Since about 2007, I have snapped about 1000-5000 photos per year. When I was working on photo or video projects, that number would probably multiply by 10. In contrast, for this past year, I’ve only had my phone for photography, so I am much more selective.
At the end of the year, I usually keep 300 or so photos, and even those eventually get trimmed down. Part of it is nostalgia, as the photography is a journal and chronology of my life; it’s not the whole story, but a framework and reference point.
As I started strictly in digital, I quickly realized that the second, and perhaps greater half of the work and artistic process, is in post-production. A photo can really come alive when you develop it (and crop, straighten, see it on a big screen) beyond what the camera captures. So, shoot RAW.

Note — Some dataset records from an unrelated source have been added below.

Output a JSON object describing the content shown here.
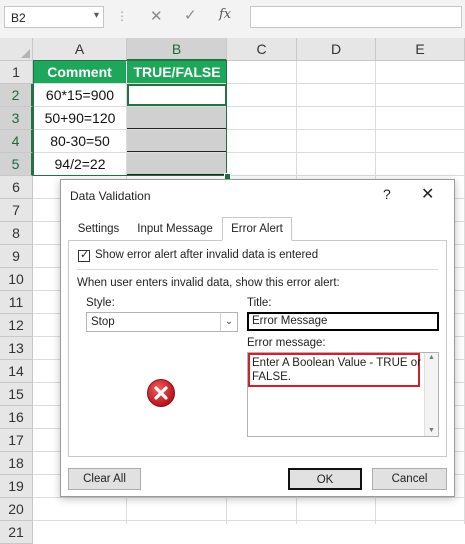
{
  "formula_bar": {
    "name_box": "B2",
    "name_box_arrow": "▾",
    "dots": "⋮",
    "cancel": "✕",
    "enter": "✓",
    "fx": "fx",
    "formula": ""
  },
  "columns": [
    "A",
    "B",
    "C",
    "D",
    "E"
  ],
  "rows": [
    "1",
    "2",
    "3",
    "4",
    "5",
    "6",
    "7",
    "8",
    "9",
    "10",
    "11",
    "12",
    "13",
    "14",
    "15",
    "16",
    "17",
    "18",
    "19",
    "20",
    "21"
  ],
  "table": {
    "headers": [
      "Comment",
      "TRUE/FALSE"
    ],
    "comments": [
      "60*15=900",
      "50+90=120",
      "80-30=50",
      "94/2=22"
    ],
    "results": [
      "",
      "",
      "",
      ""
    ]
  },
  "colors": {
    "header_green": "#1ea75a",
    "selected_cells": "#d0d0d0",
    "excel_green": "#217346",
    "highlight_red": "#d3202a"
  },
  "dialog": {
    "title": "Data Validation",
    "help": "?",
    "close": "✕",
    "tabs": [
      "Settings",
      "Input Message",
      "Error Alert"
    ],
    "active_tab": "Error Alert",
    "show_alert_checkbox": {
      "checked": true,
      "label_pre": "Show error alert after invalid data is entered",
      "mark": "✓"
    },
    "when_label": "When user enters invalid data, show this error alert:",
    "style_label": "Style:",
    "style_value": "Stop",
    "style_arrow": "⌄",
    "icon": "stop-error-icon",
    "title_label": "Title:",
    "title_value": "Error Message",
    "error_message_label": "Error message:",
    "error_message_value": "Enter A Boolean Value - TRUE or\nFALSE.",
    "scroll_up": "▲",
    "scroll_down": "▼",
    "buttons": {
      "clear_all": "Clear All",
      "ok": "OK",
      "cancel": "Cancel"
    }
  }
}
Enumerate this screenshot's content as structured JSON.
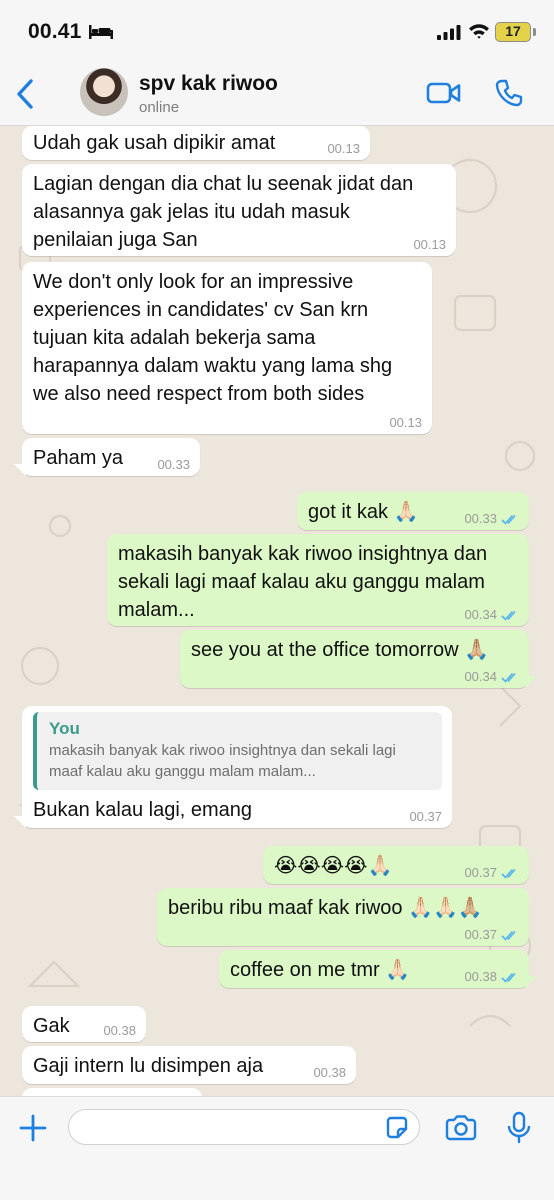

Video and film work has its own aesthetic as it is, of course, in motion. So, any single frame isn’t as important. However, capturing a moment is no less a challenge that takes practice. That first frame is usually what imprints on us; how our eyes, memories, and perception work is always both in the moment, and a few moments behind (and if you’re alert, projecting a few moments ahead). This is why editing, and the techniques used, make or break a film, and why we unconsciously enjoy – or hate – watching something, regardless of acting, writing, lighting, or location.
If you’re adding or recording audio, it’s even more complex! Sound (and music) is its own beast that is critical to the emotional experience. Don’t cheap out or be lazy.
You have to move. You have to see the world, and the people of it, in their elements. You have to experience the ups, downs, upsets, and turnarounds. You have to get bloody, sweaty, destroyed, and remade, again and again.
You have to live. The camera and the device we employ in our art is a tool, and it’s never going to capture the entirety of the story. Mastery is making our talents, skills, and aptitudes a part of our everyday, as they will forever be honed, improved, and blended with everything else we learn.
Be forever curious, and obsessive, and passionate.
And don’t be in a hurry. Life is art, and art takes a lifetime. Some things come together quickly. Others take years.
You may want to embellish, but that’s the coward’s way through life. Lies and padding and flowering your achievements and adventures are tough to maintain as they aren’t what’s real. There’s enough bullshit out there, thanks.
At the same time, minimizing and stripping down your accomplishments isn’t healthy either. Your efforts, aspirations, inspirations, and unique colors expand the palette of the collective. It all matters.